Eso no es todo. También habrá una mayor comunicación con Alá. Según el Corán, Dios elegirá periodos en los que se estará cerca de su trono (arsh), días en los cuales «algunas caras brillarán al contemplar a su Señor«. La visión de Alá será la mayor de todas las recompensas, sobrepasando al resto de placeres.

La descripción sensorial del Paraíso contrasta con la visión del Cielo que San Juan da en el Apocalipsis. Según su propio testimonio, se le permitió ver “una puerta abierta en el cielo”. Al entrar se encontró con una vasta sala en la que se veía un trono y Dios en forma humana. Alrededor del trono había cuatro espíritus con seis alas y múltiples ojos. Junto a ellos, otros doce tronos de menor tamaño a cada lado del trono, ocupados por veinticuatro ancianos que van vestidos de blanco y llevan coronas de oro. Detrás, un ejército de ángeles. Todo esto es una transposición de una corte imperial. El premio celeste cosiste en ser admitido en la corte del emperador.

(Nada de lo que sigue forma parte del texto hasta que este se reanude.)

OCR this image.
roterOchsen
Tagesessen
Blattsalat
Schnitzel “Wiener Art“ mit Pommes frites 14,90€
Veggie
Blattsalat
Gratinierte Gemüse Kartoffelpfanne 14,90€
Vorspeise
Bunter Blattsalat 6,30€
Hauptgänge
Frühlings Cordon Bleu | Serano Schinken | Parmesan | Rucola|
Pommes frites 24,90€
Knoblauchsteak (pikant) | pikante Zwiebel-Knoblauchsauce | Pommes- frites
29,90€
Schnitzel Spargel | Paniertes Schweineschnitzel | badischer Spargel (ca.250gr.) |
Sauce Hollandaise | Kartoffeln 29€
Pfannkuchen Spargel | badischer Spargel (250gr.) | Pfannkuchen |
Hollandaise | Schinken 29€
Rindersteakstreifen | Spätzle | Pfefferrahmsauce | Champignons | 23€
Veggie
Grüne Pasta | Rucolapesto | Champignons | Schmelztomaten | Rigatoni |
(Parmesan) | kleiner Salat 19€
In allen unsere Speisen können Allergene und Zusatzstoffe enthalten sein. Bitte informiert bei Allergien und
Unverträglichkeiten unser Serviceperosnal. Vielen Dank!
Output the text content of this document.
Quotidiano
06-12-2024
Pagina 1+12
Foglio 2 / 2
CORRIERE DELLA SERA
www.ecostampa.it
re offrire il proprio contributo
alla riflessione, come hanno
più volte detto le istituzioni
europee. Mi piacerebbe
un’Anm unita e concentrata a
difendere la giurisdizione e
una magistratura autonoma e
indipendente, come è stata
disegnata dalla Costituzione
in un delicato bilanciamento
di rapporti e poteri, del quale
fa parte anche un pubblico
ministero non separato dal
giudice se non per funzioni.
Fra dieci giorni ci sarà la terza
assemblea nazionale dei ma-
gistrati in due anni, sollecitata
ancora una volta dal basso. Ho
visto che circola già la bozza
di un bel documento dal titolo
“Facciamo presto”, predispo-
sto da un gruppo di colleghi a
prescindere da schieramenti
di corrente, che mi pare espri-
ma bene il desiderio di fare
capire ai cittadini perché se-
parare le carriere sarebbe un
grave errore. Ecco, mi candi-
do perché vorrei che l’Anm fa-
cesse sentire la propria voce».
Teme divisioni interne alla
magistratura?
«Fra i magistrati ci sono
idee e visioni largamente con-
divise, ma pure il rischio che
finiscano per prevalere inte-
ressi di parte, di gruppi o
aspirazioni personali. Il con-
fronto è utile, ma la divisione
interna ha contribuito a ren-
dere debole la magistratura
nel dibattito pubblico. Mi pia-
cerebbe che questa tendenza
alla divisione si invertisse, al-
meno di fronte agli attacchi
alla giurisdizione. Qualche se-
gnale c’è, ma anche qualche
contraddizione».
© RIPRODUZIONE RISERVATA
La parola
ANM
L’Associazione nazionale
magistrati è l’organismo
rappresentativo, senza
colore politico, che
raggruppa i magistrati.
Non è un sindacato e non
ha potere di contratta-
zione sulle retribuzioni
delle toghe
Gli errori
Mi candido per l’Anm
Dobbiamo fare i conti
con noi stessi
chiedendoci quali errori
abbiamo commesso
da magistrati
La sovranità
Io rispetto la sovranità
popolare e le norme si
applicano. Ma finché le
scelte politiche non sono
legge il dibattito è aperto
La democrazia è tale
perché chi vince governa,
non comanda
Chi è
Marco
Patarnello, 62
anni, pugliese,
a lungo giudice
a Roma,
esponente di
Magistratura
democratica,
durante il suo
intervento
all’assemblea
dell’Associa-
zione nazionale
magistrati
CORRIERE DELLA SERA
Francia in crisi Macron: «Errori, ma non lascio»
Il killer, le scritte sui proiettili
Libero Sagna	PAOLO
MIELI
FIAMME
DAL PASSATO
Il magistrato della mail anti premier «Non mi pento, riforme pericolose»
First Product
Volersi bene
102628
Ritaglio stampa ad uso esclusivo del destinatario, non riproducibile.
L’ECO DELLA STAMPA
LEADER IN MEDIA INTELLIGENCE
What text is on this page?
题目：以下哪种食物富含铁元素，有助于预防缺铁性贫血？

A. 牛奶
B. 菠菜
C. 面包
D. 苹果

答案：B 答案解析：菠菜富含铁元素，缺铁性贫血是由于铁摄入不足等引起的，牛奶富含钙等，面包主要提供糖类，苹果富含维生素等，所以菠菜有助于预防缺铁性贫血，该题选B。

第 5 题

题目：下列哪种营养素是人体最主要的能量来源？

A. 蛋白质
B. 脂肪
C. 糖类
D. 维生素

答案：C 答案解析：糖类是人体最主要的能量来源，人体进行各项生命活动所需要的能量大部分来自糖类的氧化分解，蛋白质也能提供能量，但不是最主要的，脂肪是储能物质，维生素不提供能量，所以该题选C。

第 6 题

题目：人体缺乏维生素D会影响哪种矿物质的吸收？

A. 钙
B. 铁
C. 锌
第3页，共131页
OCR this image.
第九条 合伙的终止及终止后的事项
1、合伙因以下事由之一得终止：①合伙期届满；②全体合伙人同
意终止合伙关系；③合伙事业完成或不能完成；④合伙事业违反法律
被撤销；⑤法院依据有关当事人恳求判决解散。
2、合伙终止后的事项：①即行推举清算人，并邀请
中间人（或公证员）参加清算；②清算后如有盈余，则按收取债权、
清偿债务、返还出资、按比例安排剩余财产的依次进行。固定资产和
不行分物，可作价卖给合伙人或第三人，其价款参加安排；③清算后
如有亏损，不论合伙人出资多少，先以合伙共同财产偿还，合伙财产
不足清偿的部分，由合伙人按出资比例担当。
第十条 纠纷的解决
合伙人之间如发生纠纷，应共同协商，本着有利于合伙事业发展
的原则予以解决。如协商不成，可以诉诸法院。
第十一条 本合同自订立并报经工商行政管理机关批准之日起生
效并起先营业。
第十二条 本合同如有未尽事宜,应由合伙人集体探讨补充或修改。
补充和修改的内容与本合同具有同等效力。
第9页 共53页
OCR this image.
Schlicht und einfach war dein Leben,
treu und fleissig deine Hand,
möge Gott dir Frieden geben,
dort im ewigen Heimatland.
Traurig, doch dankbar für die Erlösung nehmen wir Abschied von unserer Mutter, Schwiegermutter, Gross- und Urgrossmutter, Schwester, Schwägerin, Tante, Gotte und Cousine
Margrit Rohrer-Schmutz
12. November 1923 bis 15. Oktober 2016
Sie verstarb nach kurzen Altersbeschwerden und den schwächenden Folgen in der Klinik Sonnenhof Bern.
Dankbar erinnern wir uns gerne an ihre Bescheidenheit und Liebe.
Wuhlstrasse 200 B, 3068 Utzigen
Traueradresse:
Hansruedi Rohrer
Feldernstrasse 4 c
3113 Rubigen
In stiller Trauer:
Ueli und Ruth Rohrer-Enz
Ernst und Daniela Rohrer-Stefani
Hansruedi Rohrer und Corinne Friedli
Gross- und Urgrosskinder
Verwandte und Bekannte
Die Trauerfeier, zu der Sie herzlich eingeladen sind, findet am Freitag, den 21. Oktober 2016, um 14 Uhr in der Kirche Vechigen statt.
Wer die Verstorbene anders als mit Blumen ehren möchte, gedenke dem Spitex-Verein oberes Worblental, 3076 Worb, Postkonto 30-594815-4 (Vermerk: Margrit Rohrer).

Sería injusto reducir a esta experiencia cortesana la concepción cristiana del Cielo. Otra tradición procede de la experiencia mística, de unión con la divinidad. Desde el Panóptico, la experiencia mística resulta fascinante. Y para mi proyecto, más aún, porque si hacemos caso a quienes la han experimentado, sería una experiencia de felicidad completa. Descripciones muy parecidas se dan en las experiencias hindúes, en el despertar budista, el satori zen, las experiencias narradas por Filon o Plotino, o las contadas por los místicos cristianos.  En todas ellas se da una unión íntima con Dios, que produce una felicidad plena y absoluta. En Confesiones 8, 12, San Agustín cuenta que, durante una conversación en el jardín entre Mónica, su madre, y él, intentaban imaginar cómo sería “la vida de los santos”. San Agustín nos narra que avanzaron paso a paso a través de todas las cosas corporales hasta el Cielo, y avanzando más allá la pareja llego a tocar la mismísima divinidad, y el joven Agustín y su madre experimentaron un rapto extático. San Agustín afirmaría más tarde que cualquier deleite de nuestros sentidos carnales, aunque sea el más grande, revestido del mayor esplendor corpóreo, ante el gozo de aquella vida eterna no solo no es digno de comparación, pero ni aun de ser mentado”. A pesar de haber tocado a la divinidad “solo ligeramente”, se sintieron llenos de gozo y felicidad, se quedaron en silencio, “y suspiramos” (Confesiones, 9,10).

Posiblemente tendré que dedicar un capítulo de El deseo interminable a estudiar los paraísos terrenales, celestiales y artificiales. Ya veremos.